Reducing public debt in a short time can be achieved by increasing taxes or reducing social benefits.
This is sometimes inevitable, but I do not think that such measures will be socially acceptable at a time when our economy is still in recession and no one really knows when we will get out of it.
Karm Farrugia: “My feeling is that the IMF synchronises the desired fiscal adjustments with the probable ‘general election year’”
The IMF said the Maltese economy will contract by 2 per cent this year, followed by a ‘modest recovery next year’. Do you agree? Were we to follow IMF’s recommendations, even 2 per cent becomes conservative! Nonetheless, my projection is for a 1 per cent contraction, 1.5 per cent at worst.

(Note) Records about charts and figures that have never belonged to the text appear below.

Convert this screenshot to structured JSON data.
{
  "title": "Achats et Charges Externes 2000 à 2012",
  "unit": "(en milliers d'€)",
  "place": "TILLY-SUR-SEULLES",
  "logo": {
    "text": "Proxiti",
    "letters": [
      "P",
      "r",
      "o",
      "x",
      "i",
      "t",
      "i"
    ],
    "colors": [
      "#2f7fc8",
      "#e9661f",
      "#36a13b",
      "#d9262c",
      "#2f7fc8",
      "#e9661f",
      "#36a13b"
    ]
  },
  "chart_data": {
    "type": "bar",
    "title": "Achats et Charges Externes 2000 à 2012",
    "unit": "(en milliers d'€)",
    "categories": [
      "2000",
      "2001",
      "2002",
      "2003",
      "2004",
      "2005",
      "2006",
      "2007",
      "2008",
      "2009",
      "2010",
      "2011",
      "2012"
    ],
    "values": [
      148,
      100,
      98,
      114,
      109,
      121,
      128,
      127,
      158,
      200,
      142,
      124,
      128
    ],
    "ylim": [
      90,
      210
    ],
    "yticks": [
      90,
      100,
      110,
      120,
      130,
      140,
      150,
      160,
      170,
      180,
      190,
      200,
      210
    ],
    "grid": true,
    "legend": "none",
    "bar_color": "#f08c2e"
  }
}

Whatever eventually does occur, the recovery process is bound to be a modest one during next year.
A feature of our economy is that it nearly always lags behind by a quarter or two from those with which we generally trade, both on the upswing and the downturn.
The IMF also says Malta’s deficit would only fall below 3 per cent, with public debt reaching 70 per cent of GDP. Do you agree? No, I don’t. My feeling is that the IMF synchronises the desired fiscal adjustments with the probable ‘general election year’.
The IMF calls on Malta to ‘close the income gap with the euro area’ and to ‘build consensus around a renewed reform strategy’. What are your comments?
Who can but agree with the IMF’s rhetoric? However, a “renewed reform strategy” is easier preached than implemented, especially as this usually entails a high degree of consensus between the social partners.
What structural reforms does Malta need to get out of the financial crisis? A social contract or pact is now assuming much more importance than when it was unsuccessfully attempted a few years back. Indeed, it is essential. Not easy, and it involves sacrifices from everyone for a number of years, say three.
On public debt, the IMF recommends ‘a structural consolidation effort of at least 2/3 per cent of GDP per year over 2011 to 2014’. The IMF’s economists contradict themselves – whilst maintaining that Malta’s headline deficit will top 3 per cent of GDP every year from 2011 to 2013, they simultaneously and concurrently expect us to reduce the national debt by 2 to 3 per cent of GDP during each of these same years.
Just imagine what the economy’s growth rate would need to be for this to become possible!
I trust the government not to give in to the IMF’s behests by cutting down on the Capital Budget – an important growth engine – or from the social services in the recurrent one – a given for a social pact.